Reality TV star Donald Trump's claim last month that hordes of Mexican rapists are streaming over the southern border has been shown to be based on an inaccurate reading of a single news story, but that hasn't stopped his team from defending it as "partially true."

"It may not be nice, but it happens to be potentially and partially true," the 2016 Republican presidential candidates' adviser Michael Cohen said Monday on CNN. "What Donald Trump has done is he sparked a conversation about, really, immigration reform, and that's something that I don't think the Republican Party was prepared at this time for."

"Partially true is not enough true," CNN host Chris Cuomo responded, "not for him if he wants to be a leader."

"Well, maybe that's correct," the candidate's advisor conceded.

Trump said during his campaign launch in June that Mexico is dumping its undesirables on American soil. "They're sending people that have lots of problems, and they're bringing those problems with us. They're bringing drugs. They're bringing crime. They're rapists," he said.

His comments sparked an immediate backlash, prompting multiple businesses to cut ties with multi-billion dollar empire.
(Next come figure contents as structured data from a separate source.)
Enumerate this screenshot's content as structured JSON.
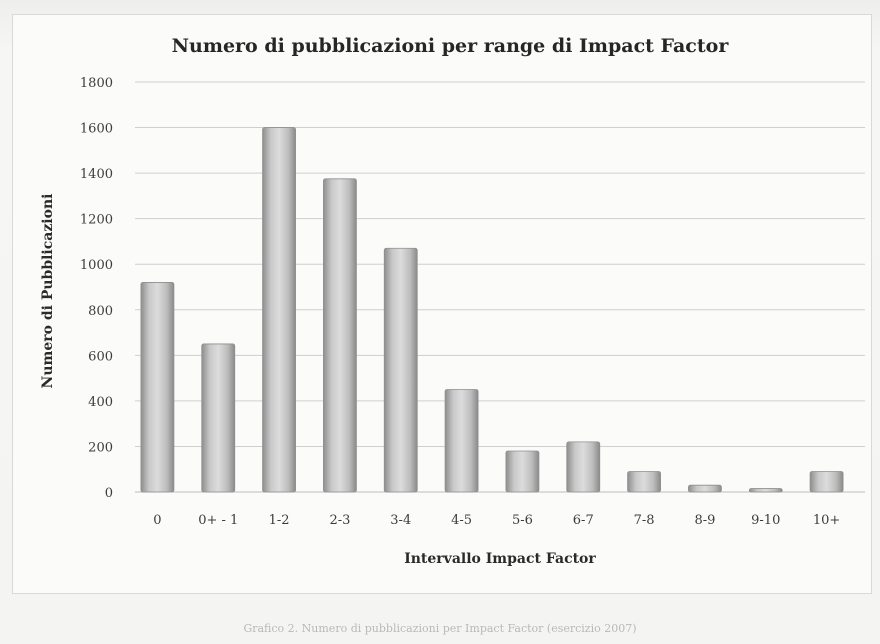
{
  "chart_data": {
    "type": "bar",
    "title": "Numero di pubblicazioni per range di Impact Factor",
    "xlabel": "Intervallo Impact Factor",
    "ylabel": "Numero di Pubblicazioni",
    "categories": [
      "0",
      "0+ - 1",
      "1-2",
      "2-3",
      "3-4",
      "4-5",
      "5-6",
      "6-7",
      "7-8",
      "8-9",
      "9-10",
      "10+"
    ],
    "values": [
      920,
      650,
      1600,
      1375,
      1070,
      450,
      180,
      220,
      90,
      30,
      15,
      90
    ],
    "ylim": [
      0,
      1800
    ],
    "yticks": [
      0,
      200,
      400,
      600,
      800,
      1000,
      1200,
      1400,
      1600,
      1800
    ],
    "grid": true,
    "legend": "none",
    "colors": {
      "bar": "#b8b8b8",
      "bar_edge": "#8f8f8f",
      "grid": "#cfcfcf",
      "text": "#3c3c3c",
      "title": "#262626"
    }
  },
  "caption": "Grafico 2. Numero di pubblicazioni per Impact Factor (esercizio 2007)"
}
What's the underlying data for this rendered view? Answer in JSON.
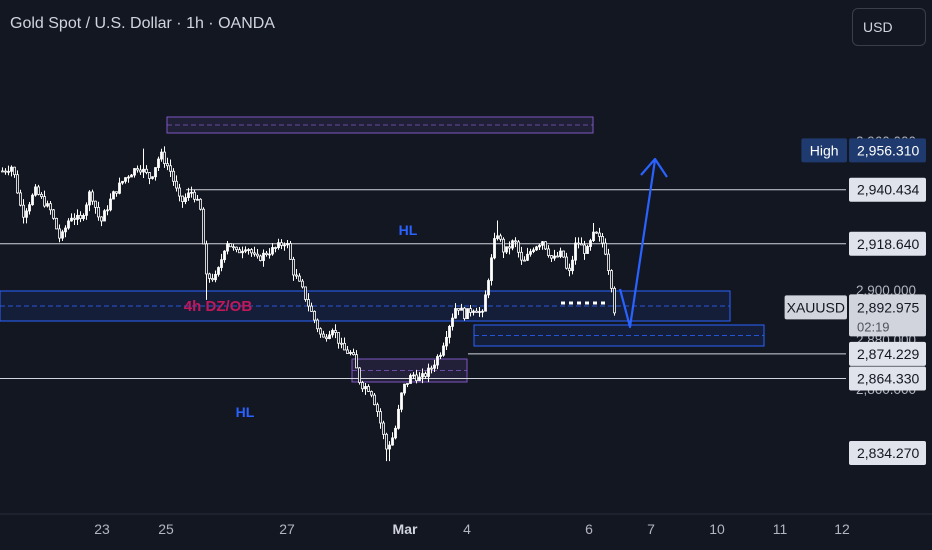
{
  "header": {
    "title": "Gold Spot / U.S. Dollar · 1h · OANDA",
    "currency_button": "USD"
  },
  "chart_data": {
    "type": "candlestick",
    "symbol": "XAUUSD",
    "timeframe": "1h",
    "ylim": [
      2830,
      2966
    ],
    "x_tick_labels": [
      {
        "label": "23",
        "bold": false
      },
      {
        "label": "25",
        "bold": false
      },
      {
        "label": "27",
        "bold": false
      },
      {
        "label": "Mar",
        "bold": true
      },
      {
        "label": "4",
        "bold": false
      },
      {
        "label": "6",
        "bold": false
      },
      {
        "label": "7",
        "bold": false
      },
      {
        "label": "10",
        "bold": false
      },
      {
        "label": "11",
        "bold": false
      },
      {
        "label": "12",
        "bold": false
      }
    ],
    "y_tick_labels": [
      {
        "label": "2,960.000",
        "value": 2960
      },
      {
        "label": "2,900.000",
        "value": 2900
      },
      {
        "label": "2,880.000",
        "value": 2880
      },
      {
        "label": "2,860.000",
        "value": 2860
      }
    ],
    "price_labels": [
      {
        "label": "2,956.310",
        "value": 2956.31,
        "tag": "High",
        "style": "high"
      },
      {
        "label": "2,940.434",
        "value": 2940.434,
        "style": "level"
      },
      {
        "label": "2,918.640",
        "value": 2918.64,
        "style": "level"
      },
      {
        "label": "2,892.975",
        "value": 2892.975,
        "tag": "XAUUSD",
        "sublabel": "02:19",
        "style": "current"
      },
      {
        "label": "2,874.229",
        "value": 2874.229,
        "style": "level"
      },
      {
        "label": "2,864.330",
        "value": 2864.33,
        "style": "level"
      },
      {
        "label": "2,834.270",
        "value": 2834.27,
        "style": "level"
      }
    ],
    "annotations": [
      {
        "text": "HL",
        "color": "#2962ff"
      },
      {
        "text": "HL",
        "color": "#2962ff"
      },
      {
        "text": "4h DZ/OB",
        "color": "#c2185b"
      }
    ],
    "colors": {
      "background": "#131722",
      "candles": "#ffffff",
      "zones_blue": "#2962ff",
      "zones_purple": "#7e57c2",
      "arrow": "#2962ff",
      "high_label_bg": "#1e3a6e"
    }
  }
}
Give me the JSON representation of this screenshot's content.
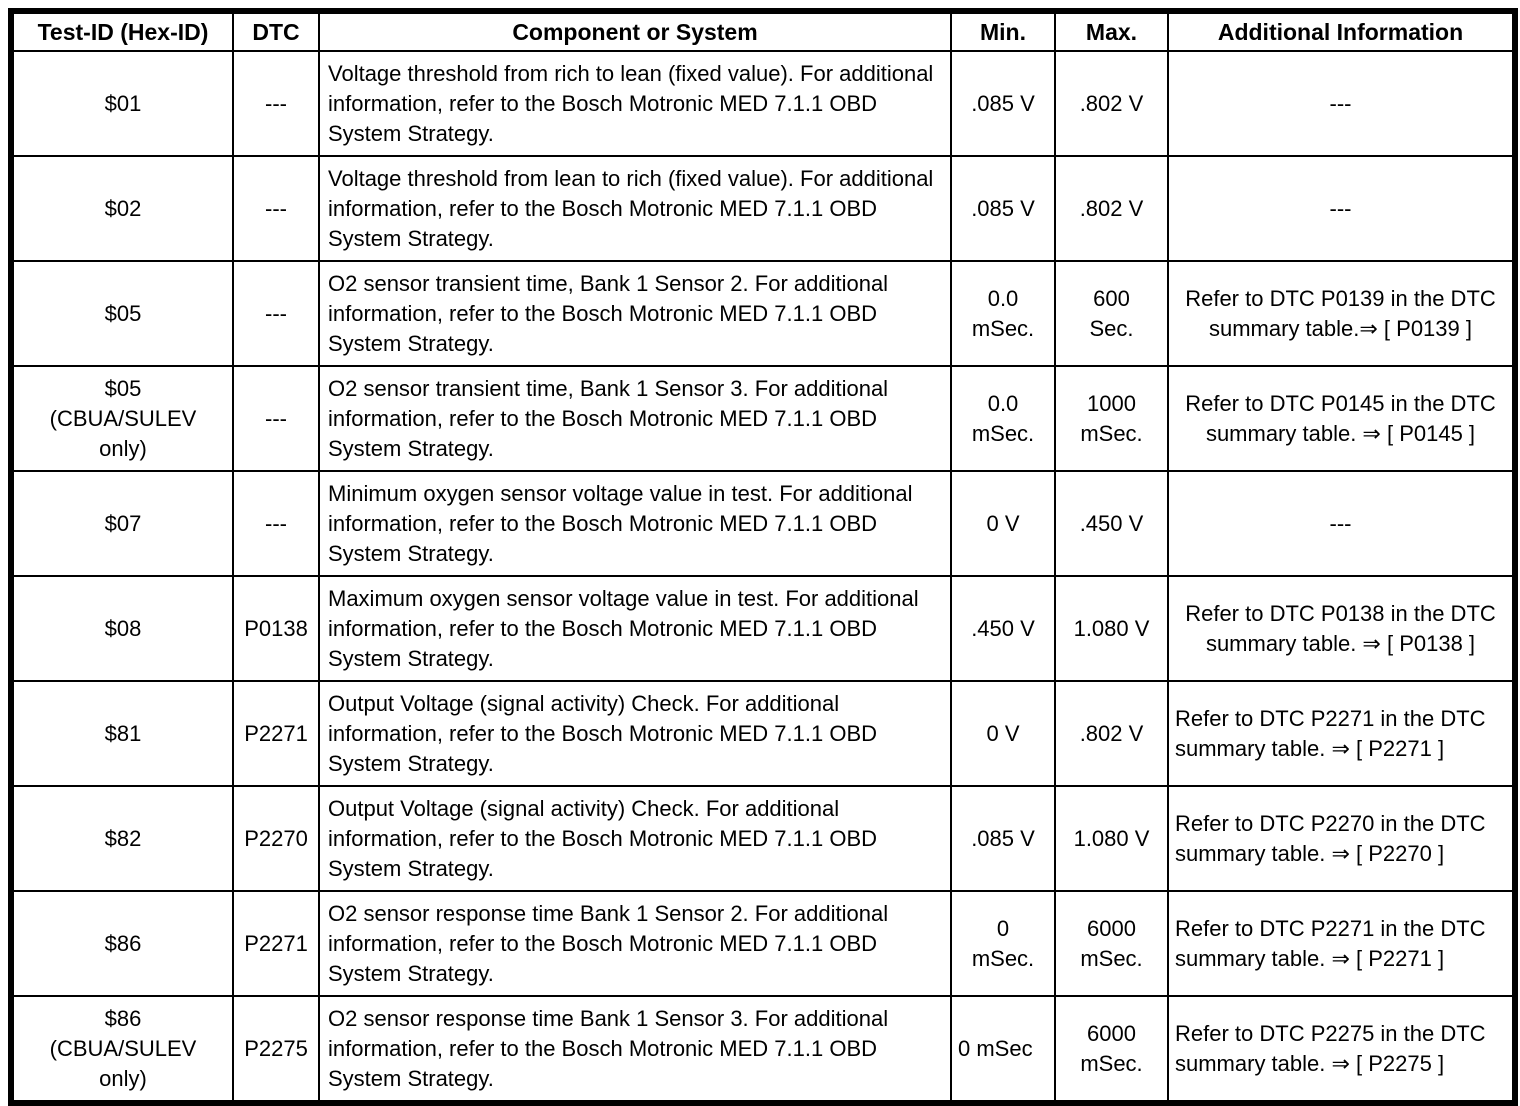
{
  "table": {
    "headers": {
      "test_id": "Test-ID (Hex-ID)",
      "dtc": "DTC",
      "component": "Component or System",
      "min": "Min.",
      "max": "Max.",
      "additional": "Additional Information"
    },
    "rows": [
      {
        "test_id": "$01",
        "dtc": "---",
        "component": "Voltage threshold from rich to lean (fixed value). For additional information, refer to the Bosch Motronic MED 7.1.1 OBD System Strategy.",
        "min": ".085 V",
        "max": ".802 V",
        "additional": "---"
      },
      {
        "test_id": "$02",
        "dtc": "---",
        "component": "Voltage threshold from lean to rich (fixed value). For additional information, refer to the Bosch Motronic MED 7.1.1 OBD System Strategy.",
        "min": ".085 V",
        "max": ".802 V",
        "additional": "---"
      },
      {
        "test_id": "$05",
        "dtc": "---",
        "component": "O2 sensor transient time, Bank 1 Sensor 2. For additional information, refer to the Bosch Motronic MED 7.1.1 OBD System Strategy.",
        "min": "0.0\nmSec.",
        "max": "600\nSec.",
        "additional": "Refer to DTC P0139 in the DTC summary table.⇒ [ P0139 ]"
      },
      {
        "test_id": "$05\n(CBUA/SULEV\nonly)",
        "dtc": "---",
        "component": "O2 sensor transient time, Bank 1 Sensor 3. For additional information, refer to the Bosch Motronic MED 7.1.1 OBD System Strategy.",
        "min": "0.0\nmSec.",
        "max": "1000\nmSec.",
        "additional": "Refer to DTC P0145 in the DTC summary table. ⇒ [ P0145 ]"
      },
      {
        "test_id": "$07",
        "dtc": "---",
        "component": "Minimum oxygen sensor voltage value in test. For additional information, refer to the Bosch Motronic MED 7.1.1 OBD System Strategy.",
        "min": "0 V",
        "max": ".450 V",
        "additional": "---"
      },
      {
        "test_id": "$08",
        "dtc": "P0138",
        "component": "Maximum oxygen sensor voltage value in test. For additional information, refer to the Bosch Motronic MED 7.1.1 OBD System Strategy.",
        "min": ".450 V",
        "max": "1.080 V",
        "additional": "Refer to DTC P0138 in the DTC summary table. ⇒ [ P0138 ]"
      },
      {
        "test_id": "$81",
        "dtc": "P2271",
        "component": "Output Voltage (signal activity) Check. For additional information, refer to the Bosch Motronic MED 7.1.1 OBD System Strategy.",
        "min": "0 V",
        "max": ".802 V",
        "additional": "Refer to DTC P2271 in the DTC summary table. ⇒ [ P2271 ]"
      },
      {
        "test_id": "$82",
        "dtc": "P2270",
        "component": "Output Voltage (signal activity) Check. For additional information, refer to the Bosch Motronic MED 7.1.1 OBD System Strategy.",
        "min": ".085 V",
        "max": "1.080 V",
        "additional": "Refer to DTC P2270 in the DTC summary table. ⇒ [ P2270 ]"
      },
      {
        "test_id": "$86",
        "dtc": "P2271",
        "component": "O2 sensor response time Bank 1 Sensor 2. For additional information, refer to the Bosch Motronic MED 7.1.1 OBD System Strategy.",
        "min": "0\nmSec.",
        "max": "6000\nmSec.",
        "additional": "Refer to DTC P2271 in the DTC summary table. ⇒ [ P2271 ]"
      },
      {
        "test_id": "$86\n(CBUA/SULEV\nonly)",
        "dtc": "P2275",
        "component": "O2 sensor response time Bank 1 Sensor 3. For additional information, refer to the Bosch Motronic MED 7.1.1 OBD System Strategy.",
        "min": "0 mSec",
        "max": "6000\nmSec.",
        "additional": "Refer to DTC P2275 in the DTC summary table. ⇒ [ P2275 ]"
      }
    ]
  }
}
Trump at first stood by his comments, citing as proof of his claim a 2014 Fusion report alleging, "80 percent of Central American girls and women crossing Mexico en route to the United States are raped along the way."

"Eighty percent of the women coming in," Trump said in a CNN interview in June. "You have to take a look at these stories. ... It's unbelievable, when you look at what's going on. All I'm doing is telling the truth."

CNN's Don Lemon correctly explained that the Fusion article found only that many of the women crossing the border have been raped, not that rapists are crossing the border. The story said rapists could be criminal gangs, traffickers or even government officials, along with other migrants.

"Well, someone's doing the raping," Trump replied, apparently surprised that the article supporting his rapist claim was more subtle than how he portrayed it.

The 2016 candidate and his team have since adopted a new strategy for defending his controversial remarks, saying now that he didn't really say what he said about Mexican immigrants.

"Mr. Trump never made any derogatory or disparaging comments about Mexican immigrants," Cohen said Monday on CNN. "He was talking about Mexico. They're allowing people to pour through their borders and that's a problem for our national security."

However, Trump's claim that Mexico is "forcing" criminals and malcontents into the United States would also appear to be inaccurate.

The crime rate for "first-generation immigrants — those who came to this country from somewhere else — is significantly lower than the overall crime rate and that of the second generation," the Pew Research Center found in 2013.


Prior to that, a study published by Justice Quarterly found in 2012 that, "foreign-born individuals exhibit remarkably low levels of involvement in crime across their life course."

Asked Monday whether Trump has considered apologizing for his controversial remarks, Cohen said there is no need, as the 2016 candidate had not insulted anybody.

"Many of them are using the language and the unfortunate liberal media's attack upon Mr. Trump to go ahead and jump all over him," Cohen said.